Authorship is much more than just writing
Posted: 23rd October 2019
The authorship of a book, play or script involves much more than just the physical act of writing. The Court of Appeal made that point in the case of a woman who claimed to have inspired the screenplay of a successful film.
The film told the life story of a wealthy American socialite who aspired to be an opera singer. The woman, a professional opera singer, claimed that she had contributed much to the script whilst engaged in a romantic relationship with the screenwriter who was later credited by the film’s makers as its sole author.
Whilst acknowledging that her former boyfriend was the script’s principal author, she said that she had come up with the original idea, had contributed her technical musical know-how and was instrumental in the creation of characters and storyline. She launched proceedings seeking, amongst other things, recognition as the script’s co-author and a share of royalties generated by the film’s release. Her claim was, however, dismissed by a judge.
In upholding her appeal against that decision, the Court noted that, when considering whether collaboration in the creation of a literary work amounts to co-authorship, it can never be enough simply to ask who did the writing.
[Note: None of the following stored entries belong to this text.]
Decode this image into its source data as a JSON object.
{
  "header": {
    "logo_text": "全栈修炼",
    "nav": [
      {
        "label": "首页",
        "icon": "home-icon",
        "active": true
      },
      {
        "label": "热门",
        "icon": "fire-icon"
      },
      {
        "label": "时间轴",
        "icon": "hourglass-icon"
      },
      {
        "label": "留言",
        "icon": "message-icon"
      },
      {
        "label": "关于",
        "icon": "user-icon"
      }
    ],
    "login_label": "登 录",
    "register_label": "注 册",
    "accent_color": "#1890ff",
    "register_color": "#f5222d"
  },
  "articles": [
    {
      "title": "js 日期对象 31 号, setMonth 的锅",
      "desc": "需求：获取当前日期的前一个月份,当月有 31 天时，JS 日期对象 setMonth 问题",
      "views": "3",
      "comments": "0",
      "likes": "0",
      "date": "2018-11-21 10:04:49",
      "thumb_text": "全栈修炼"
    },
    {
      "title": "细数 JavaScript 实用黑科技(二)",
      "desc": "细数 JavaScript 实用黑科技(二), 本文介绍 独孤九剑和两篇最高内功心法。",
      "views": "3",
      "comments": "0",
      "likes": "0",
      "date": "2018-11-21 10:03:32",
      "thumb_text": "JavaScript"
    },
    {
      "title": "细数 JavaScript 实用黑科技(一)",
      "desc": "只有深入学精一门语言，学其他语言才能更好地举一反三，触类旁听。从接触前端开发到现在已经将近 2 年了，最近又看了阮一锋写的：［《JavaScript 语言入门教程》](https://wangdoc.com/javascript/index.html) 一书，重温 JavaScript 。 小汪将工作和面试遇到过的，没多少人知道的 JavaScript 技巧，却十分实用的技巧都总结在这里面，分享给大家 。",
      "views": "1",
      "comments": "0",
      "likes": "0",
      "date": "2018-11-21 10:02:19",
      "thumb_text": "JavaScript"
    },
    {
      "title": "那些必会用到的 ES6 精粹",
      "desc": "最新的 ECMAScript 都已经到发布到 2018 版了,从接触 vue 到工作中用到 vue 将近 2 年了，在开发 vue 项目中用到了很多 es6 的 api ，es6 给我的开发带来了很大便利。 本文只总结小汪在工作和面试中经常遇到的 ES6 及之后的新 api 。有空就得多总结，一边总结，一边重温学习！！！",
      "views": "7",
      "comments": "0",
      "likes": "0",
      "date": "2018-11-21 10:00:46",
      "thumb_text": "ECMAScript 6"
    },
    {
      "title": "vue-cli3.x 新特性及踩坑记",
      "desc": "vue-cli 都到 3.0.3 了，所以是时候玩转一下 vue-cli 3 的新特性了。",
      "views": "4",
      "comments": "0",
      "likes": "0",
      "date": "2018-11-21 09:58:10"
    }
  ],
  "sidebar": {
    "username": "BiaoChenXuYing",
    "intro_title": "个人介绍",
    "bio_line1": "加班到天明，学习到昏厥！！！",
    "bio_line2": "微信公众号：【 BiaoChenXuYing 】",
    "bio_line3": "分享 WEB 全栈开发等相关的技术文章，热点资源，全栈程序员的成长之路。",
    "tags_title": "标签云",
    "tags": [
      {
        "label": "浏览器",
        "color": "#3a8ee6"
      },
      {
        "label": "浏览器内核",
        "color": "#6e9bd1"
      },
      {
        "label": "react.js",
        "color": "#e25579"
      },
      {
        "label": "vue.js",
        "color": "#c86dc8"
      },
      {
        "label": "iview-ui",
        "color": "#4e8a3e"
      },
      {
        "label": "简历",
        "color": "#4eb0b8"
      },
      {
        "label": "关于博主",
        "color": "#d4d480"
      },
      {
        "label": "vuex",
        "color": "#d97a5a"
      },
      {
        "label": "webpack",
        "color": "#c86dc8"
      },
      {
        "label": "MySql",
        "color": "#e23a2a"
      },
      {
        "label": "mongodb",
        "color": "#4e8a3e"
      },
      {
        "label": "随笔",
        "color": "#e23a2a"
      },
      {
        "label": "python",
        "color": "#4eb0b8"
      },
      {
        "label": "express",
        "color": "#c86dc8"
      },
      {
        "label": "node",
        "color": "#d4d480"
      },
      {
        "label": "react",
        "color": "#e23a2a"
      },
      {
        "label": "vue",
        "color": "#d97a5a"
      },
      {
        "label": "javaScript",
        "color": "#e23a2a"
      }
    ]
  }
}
The skill that goes into devising a plot and a panoply of other intellectual contributions can properly be seen as elements of authorship essential to the creation of a work.
The Court found that the judge had adopted an erroneous approach to his assessment of the evidence, failed to make important findings of primary fact, failed to take account of material matters and applied the wrong legal standards to the assessment of the woman’s contribution to the script. In the circumstances, the Court ordered a retrial of her claim before a different judge.